Former CIA agent Robert Baer claims that Imad Mughniyah "facilitated the travel" of somebody involved, and that one of his deputies had "provided a stolen Lebanese passport to one of the planners of the bombing".
The engine block of the truck used in the bombing was found, with its VIN intact, leading investigators to call on the last registered owner of the vehicle. He told authorities that he had sold the truck to two men, and drew a rough sketch of each of the individuals, who Pakistani authorities claimed to be able to identify; although they would not release their names. It was also noted that of five Afghans scheduled to be working in the Embassy at the time of the attack, only one was present and authorities were "looking for" the other four.
Within days of the bombing, Pakistan announced the arrests of six Egyptians, two Afghans and two Jordanians.
The Canadian Ahmed Khadr was arrested in January, after it was discovered that Khalid Abdullah, believed to have purchased one of the vehicles used in the bombing, had been staying with the Khadr family and was engaged to their eldest daughter Zaynab. Khadr was released in March 1996 based on a lack of evidence indicating he had any involvement.
By December, 16 people had been arrested in connection with the bombing.
In October 1998, Tareq Ali Mursi, Jamal Shueib and Eid Abdul Samee Abdulsamee were all captured in South Africa and were the subject of extraordinary renditions back to Egypt where they were accused of participating in the bombing.
In 2001, Egyptian forces surrounded Khadr's house in Peshawar, and requested that Pakistani ISI forces offer assistance in capturing the man they still believed had knowledge of the Embassy bombing in Islamabad. Instead, the ISI contacted the Taliban, who sent a diplomatic car to pick up Khadr and bring him into Afghanistan.

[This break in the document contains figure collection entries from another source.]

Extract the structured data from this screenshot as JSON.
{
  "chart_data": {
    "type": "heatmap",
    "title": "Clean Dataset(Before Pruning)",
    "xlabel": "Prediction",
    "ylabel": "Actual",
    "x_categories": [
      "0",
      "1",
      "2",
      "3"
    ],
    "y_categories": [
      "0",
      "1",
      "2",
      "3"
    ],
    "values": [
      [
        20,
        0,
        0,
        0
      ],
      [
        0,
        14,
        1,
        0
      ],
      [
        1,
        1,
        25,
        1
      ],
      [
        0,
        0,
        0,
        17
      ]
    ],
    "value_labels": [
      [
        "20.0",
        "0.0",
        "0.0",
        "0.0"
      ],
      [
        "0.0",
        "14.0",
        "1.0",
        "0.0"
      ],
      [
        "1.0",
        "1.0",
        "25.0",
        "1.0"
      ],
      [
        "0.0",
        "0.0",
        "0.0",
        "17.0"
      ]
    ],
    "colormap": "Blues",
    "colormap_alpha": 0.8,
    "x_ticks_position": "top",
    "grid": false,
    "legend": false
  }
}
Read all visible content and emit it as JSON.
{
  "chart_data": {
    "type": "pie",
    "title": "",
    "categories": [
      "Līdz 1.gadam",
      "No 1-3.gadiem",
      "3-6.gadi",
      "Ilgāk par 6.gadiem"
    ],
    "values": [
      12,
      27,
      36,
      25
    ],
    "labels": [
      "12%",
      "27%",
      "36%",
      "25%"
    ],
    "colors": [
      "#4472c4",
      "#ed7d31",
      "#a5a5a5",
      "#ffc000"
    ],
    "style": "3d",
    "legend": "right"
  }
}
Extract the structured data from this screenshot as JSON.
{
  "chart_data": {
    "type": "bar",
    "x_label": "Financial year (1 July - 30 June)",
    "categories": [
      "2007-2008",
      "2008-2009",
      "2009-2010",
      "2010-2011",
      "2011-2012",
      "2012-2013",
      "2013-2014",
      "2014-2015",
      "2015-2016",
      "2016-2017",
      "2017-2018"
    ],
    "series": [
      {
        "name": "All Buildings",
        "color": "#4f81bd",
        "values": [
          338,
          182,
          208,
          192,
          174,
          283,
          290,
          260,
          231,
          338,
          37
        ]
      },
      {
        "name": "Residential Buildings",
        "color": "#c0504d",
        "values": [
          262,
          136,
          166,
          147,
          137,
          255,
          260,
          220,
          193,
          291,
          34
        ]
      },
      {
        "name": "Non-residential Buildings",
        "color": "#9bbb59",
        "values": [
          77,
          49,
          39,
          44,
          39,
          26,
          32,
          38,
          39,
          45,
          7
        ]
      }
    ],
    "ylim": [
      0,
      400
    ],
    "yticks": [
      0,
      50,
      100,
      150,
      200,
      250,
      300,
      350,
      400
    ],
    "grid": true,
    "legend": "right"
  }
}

In 2002, Abul-Dahab confessed to Egyptian interrogators that he had funded the attack on orders from bin Laden, and had transferred money from a Californian bank account to Pakistan to finance the attack.
Omar Nasiri would later recall when the Afghan training camps heard the news of the attack, and Derunta was filled with every kind of ammunition being fired in the air in celebration. Prime Minister Benazir Bhutto stated that the attack was not meant to destabilise the country, but send a clear message of retribution for the extradition of Ramzi Yousef. Pakistan immediately expelled Maktab al-Khidamat from their borders, and clamped down on Islamist groups.
While Western diplomats originally warned Pakistan the event was because "they were not doing enough" to combat terrorism, Interior Minister Naseerullah Babar rebuffed the claims pointing out that the attack had occurred because Egypt had extradited ten suspected terrorists.